LSD emerged as the only substance among the three that dose-dependently increased neural complexity, suggesting a unique impact on brain function that may underpin its consciousness-expanding effects. This increase in neural complexity was also accompanied by reductions in delta and theta power, which are brain wave frequencies typically associated with deeper, less conscious states such as sleep.

These reductions in delta and theta power correlated with self-reported feelings of elation among participants, suggesting a link between the altered brain activity induced by LSD and the subjective experience of elevated mood or happiness.

The changes in brain activity were particularly intriguing because they were observed even at very low doses of LSD, well below those that induce the full psychedelic experience.

The findings provide evidence “that even very low doses of LSD might ‘expand consciousness’ as defined by a hotly debated theory of consciousness; but we still don’t know whether this is a good thing or not — we haven’t found out yet how this brain change might actually affect brain or mental health or cognitive function,” Murray told PsyPost.

Interestingly, while THC and methamphetamine also modulated brain activity, their effects did not mirror those of LSD. THC-induced reductions in alpha power were associated with altered states of consciousness, but the drug did not increase neural complexity in the way LSD did. Methamphetamine, on the other hand, showed stimulant-like responses without significant changes in neural complexity or consciousness states.

“I was surprised that neural complexity did not increase after THC, which induced psychedelic-like altered states; but did increase after the microdoses of LSD, which did not induce psychedelic-like altered states,” Murray said. “The field to this point had believed that neural complexity is the reason how psychedelic-like altered states happen. This surprising finding showed that this was not the case, that neural complexity was neither necessary nor sufficient for psychedelic-like altered states.”

The new research has some limitations to consider, including the pooling of data from three separate studies and the absence of measures for “richness of experience,” a factor previously associated with neural complexity. These limitations highlight the need for further research to deepen our understanding of how low doses of LSD and other psychedelics affect the brain and consciousness.

“The major caveat was that we didn’t ask participants about subtle changes in consciousness, like whether their sense of smell was enhanced, or whether they noticed intricacies after the microdoses of LSD that they didn’t notice on placebo,” Murray noted. “It’s possible that the increased entropy would be related to these subtle changes.”

“But since we only asked about large altered states effects, and stimulant effects, etc., none of that showed any association to the increased entropy, which begs the question as to whether entropy can increase even when consciousness is not altered at all – of course, the caveat again being that we did not have every subtle shade of minor alterations to ask about.”

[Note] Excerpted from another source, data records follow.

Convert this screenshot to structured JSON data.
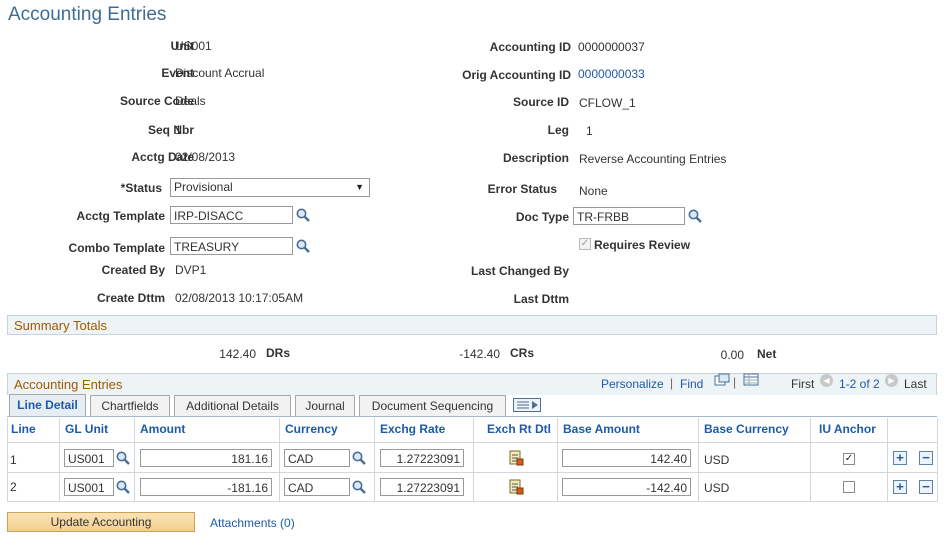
{
  "page": {
    "title": "Accounting Entries"
  },
  "form": {
    "unit_label": "Unit",
    "unit": "US001",
    "accounting_id_label": "Accounting ID",
    "accounting_id": "0000000037",
    "event_label": "Event",
    "event": "Discount Accrual",
    "orig_accounting_id_label": "Orig Accounting ID",
    "orig_accounting_id": "0000000033",
    "source_code_label": "Source Code",
    "source_code": "Deals",
    "source_id_label": "Source ID",
    "source_id": "CFLOW_1",
    "seq_nbr_label": "Seq Nbr",
    "seq_nbr": "1",
    "leg_label": "Leg",
    "leg": "1",
    "acctg_date_label": "Acctg Date",
    "acctg_date": "02/08/2013",
    "description_label": "Description",
    "description": "Reverse Accounting Entries",
    "status_label": "*Status",
    "status": "Provisional",
    "error_status_label": "Error Status",
    "error_status": "None",
    "acctg_template_label": "Acctg Template",
    "acctg_template": "IRP-DISACC",
    "doc_type_label": "Doc Type",
    "doc_type": "TR-FRBB",
    "combo_template_label": "Combo Template",
    "combo_template": "TREASURY",
    "requires_review_label": "Requires Review",
    "requires_review": true,
    "created_by_label": "Created By",
    "created_by": "DVP1",
    "last_changed_by_label": "Last Changed By",
    "last_changed_by": "",
    "create_dttm_label": "Create Dttm",
    "create_dttm": "02/08/2013 10:17:05AM",
    "last_dttm_label": "Last Dttm",
    "last_dttm": ""
  },
  "summary": {
    "title": "Summary Totals",
    "drs_value": "142.40",
    "drs_label": "DRs",
    "crs_value": "-142.40",
    "crs_label": "CRs",
    "net_value": "0.00",
    "net_label": "Net"
  },
  "grid": {
    "title": "Accounting Entries",
    "personalize": "Personalize",
    "separator": "|",
    "find": "Find",
    "first": "First",
    "range": "1-2 of 2",
    "last": "Last",
    "tabs": [
      "Line Detail",
      "Chartfields",
      "Additional Details",
      "Journal",
      "Document Sequencing"
    ],
    "columns": [
      "Line",
      "GL Unit",
      "Amount",
      "Currency",
      "Exchg Rate",
      "Exch Rt Dtl",
      "Base Amount",
      "Base Currency",
      "IU Anchor"
    ],
    "rows": [
      {
        "line": "1",
        "gl_unit": "US001",
        "amount": "181.16",
        "currency": "CAD",
        "exchg_rate": "1.27223091",
        "base_amount": "142.40",
        "base_currency": "USD",
        "iu_anchor": true
      },
      {
        "line": "2",
        "gl_unit": "US001",
        "amount": "-181.16",
        "currency": "CAD",
        "exchg_rate": "1.27223091",
        "base_amount": "-142.40",
        "base_currency": "USD",
        "iu_anchor": false
      }
    ]
  },
  "footer": {
    "update_button": "Update Accounting",
    "attachments": "Attachments (0)"
  },
  "colors": {
    "title": "#3e6d93",
    "link": "#1e5aa8",
    "section_text": "#a05a00",
    "button": "#f3cf8e"
  }
}
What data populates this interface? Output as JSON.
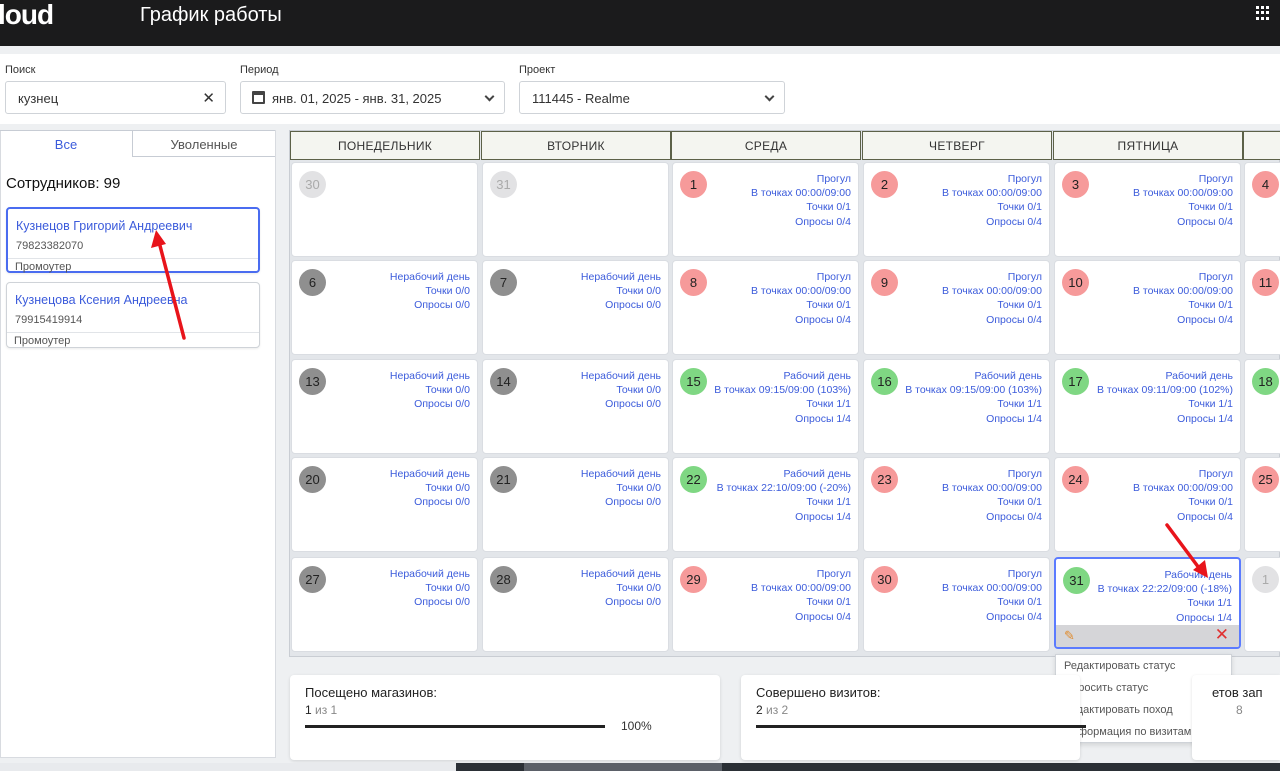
{
  "header": {
    "logo": "loud",
    "title": "График работы"
  },
  "filters": {
    "search_label": "Поиск",
    "search_value": "кузнец",
    "period_label": "Период",
    "period_value": "янв. 01, 2025 - янв. 31, 2025",
    "project_label": "Проект",
    "project_value": "111445 - Realme"
  },
  "left": {
    "tabs": [
      "Все",
      "Уволенные"
    ],
    "employees_count": "Сотрудников: 99",
    "employees": [
      {
        "name": "Кузнецов Григорий Андреевич",
        "phone": "79823382070",
        "role": "Промоутер"
      },
      {
        "name": "Кузнецова Ксения Андреевна",
        "phone": "79915419914",
        "role": "Промоутер"
      }
    ]
  },
  "calendar": {
    "days": [
      "ПОНЕДЕЛЬНИК",
      "ВТОРНИК",
      "СРЕДА",
      "ЧЕТВЕРГ",
      "ПЯТНИЦА"
    ],
    "weeks": [
      [
        {
          "n": "30",
          "c": "light",
          "lines": []
        },
        {
          "n": "31",
          "c": "light",
          "lines": []
        },
        {
          "n": "1",
          "c": "red",
          "lines": [
            "Прогул",
            "В точках 00:00/09:00",
            "Точки 0/1",
            "Опросы 0/4"
          ]
        },
        {
          "n": "2",
          "c": "red",
          "lines": [
            "Прогул",
            "В точках 00:00/09:00",
            "Точки 0/1",
            "Опросы 0/4"
          ]
        },
        {
          "n": "3",
          "c": "red",
          "lines": [
            "Прогул",
            "В точках 00:00/09:00",
            "Точки 0/1",
            "Опросы 0/4"
          ]
        },
        {
          "n": "4",
          "c": "red",
          "lines": []
        }
      ],
      [
        {
          "n": "6",
          "c": "gray",
          "lines": [
            "Нерабочий день",
            "Точки 0/0",
            "Опросы 0/0"
          ]
        },
        {
          "n": "7",
          "c": "gray",
          "lines": [
            "Нерабочий день",
            "Точки 0/0",
            "Опросы 0/0"
          ]
        },
        {
          "n": "8",
          "c": "red",
          "lines": [
            "Прогул",
            "В точках 00:00/09:00",
            "Точки 0/1",
            "Опросы 0/4"
          ]
        },
        {
          "n": "9",
          "c": "red",
          "lines": [
            "Прогул",
            "В точках 00:00/09:00",
            "Точки 0/1",
            "Опросы 0/4"
          ]
        },
        {
          "n": "10",
          "c": "red",
          "lines": [
            "Прогул",
            "В точках 00:00/09:00",
            "Точки 0/1",
            "Опросы 0/4"
          ]
        },
        {
          "n": "11",
          "c": "red",
          "lines": []
        }
      ],
      [
        {
          "n": "13",
          "c": "gray",
          "lines": [
            "Нерабочий день",
            "Точки 0/0",
            "Опросы 0/0"
          ]
        },
        {
          "n": "14",
          "c": "gray",
          "lines": [
            "Нерабочий день",
            "Точки 0/0",
            "Опросы 0/0"
          ]
        },
        {
          "n": "15",
          "c": "green",
          "lines": [
            "Рабочий день",
            "В точках 09:15/09:00 (103%)",
            "Точки 1/1",
            "Опросы 1/4"
          ]
        },
        {
          "n": "16",
          "c": "green",
          "lines": [
            "Рабочий день",
            "В точках 09:15/09:00 (103%)",
            "Точки 1/1",
            "Опросы 1/4"
          ]
        },
        {
          "n": "17",
          "c": "green",
          "lines": [
            "Рабочий день",
            "В точках 09:11/09:00 (102%)",
            "Точки 1/1",
            "Опросы 1/4"
          ]
        },
        {
          "n": "18",
          "c": "green",
          "lines": []
        }
      ],
      [
        {
          "n": "20",
          "c": "gray",
          "lines": [
            "Нерабочий день",
            "Точки 0/0",
            "Опросы 0/0"
          ]
        },
        {
          "n": "21",
          "c": "gray",
          "lines": [
            "Нерабочий день",
            "Точки 0/0",
            "Опросы 0/0"
          ]
        },
        {
          "n": "22",
          "c": "green",
          "lines": [
            "Рабочий день",
            "В точках 22:10/09:00 (-20%)",
            "Точки 1/1",
            "Опросы 1/4"
          ]
        },
        {
          "n": "23",
          "c": "red",
          "lines": [
            "Прогул",
            "В точках 00:00/09:00",
            "Точки 0/1",
            "Опросы 0/4"
          ]
        },
        {
          "n": "24",
          "c": "red",
          "lines": [
            "Прогул",
            "В точках 00:00/09:00",
            "Точки 0/1",
            "Опросы 0/4"
          ]
        },
        {
          "n": "25",
          "c": "red",
          "lines": []
        }
      ],
      [
        {
          "n": "27",
          "c": "gray",
          "lines": [
            "Нерабочий день",
            "Точки 0/0",
            "Опросы 0/0"
          ]
        },
        {
          "n": "28",
          "c": "gray",
          "lines": [
            "Нерабочий день",
            "Точки 0/0",
            "Опросы 0/0"
          ]
        },
        {
          "n": "29",
          "c": "red",
          "lines": [
            "Прогул",
            "В точках 00:00/09:00",
            "Точки 0/1",
            "Опросы 0/4"
          ]
        },
        {
          "n": "30",
          "c": "red",
          "lines": [
            "Прогул",
            "В точках 00:00/09:00",
            "Точки 0/1",
            "Опросы 0/4"
          ]
        },
        {
          "n": "31",
          "c": "green",
          "lines": [
            "Рабочий день",
            "В точках 22:22/09:00 (-18%)",
            "Точки 1/1",
            "Опросы 1/4"
          ],
          "selected": true
        },
        {
          "n": "1",
          "c": "light",
          "lines": []
        }
      ]
    ]
  },
  "context_menu": [
    "Редактировать статус",
    "Сбросить статус",
    "Редактировать поход",
    "Информация по визитам"
  ],
  "stats": [
    {
      "title": "Посещено магазинов:",
      "value_main": "1",
      "value_rest": " из 1",
      "percent_text": "100%",
      "progress": 1.0
    },
    {
      "title": "Совершено визитов:",
      "value_main": "2",
      "value_rest": " из 2",
      "percent_text": "",
      "progress": 1.0
    },
    {
      "title": "етов зап",
      "value_main": "",
      "value_rest": "8",
      "percent_text": "",
      "progress": 0
    }
  ]
}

The findings open up new avenues for exploring the therapeutic potential of psychedelics, particularly in microdosing practices. Future studies are needed to assess the long-term effects of these practices on mental health and well-being, as well as to explore the mechanisms behind the observed increase in neural complexity and its implications for consciousness and cognition.

“The immediate next step is to determine whether the increased neural complexity explains the improved behavioral responses we found in a facial recognition task after the low doses of LSD in the same study,” Murray told PsyPost. “Or maybe the increased complexity actually hindered those responses, we don’t know.”

“The real long-term goals are to understand what brain changes are occurring when people have meaningful insights and observations, so we can try to target these more specifically to refine and improve our ability to have meaningful therapeutic effects and scientific observations with high signal to noise ratio.”

The study, “Neural complexity is increased after low doses of LSD, but not moderate to high doses of oral THC or methamphetamine,” was authored by Conor H. Murray, Joel Frohlich, Connor J. Haggarty, Ilaria Tare, Royce Lee, and Harriet de Wit.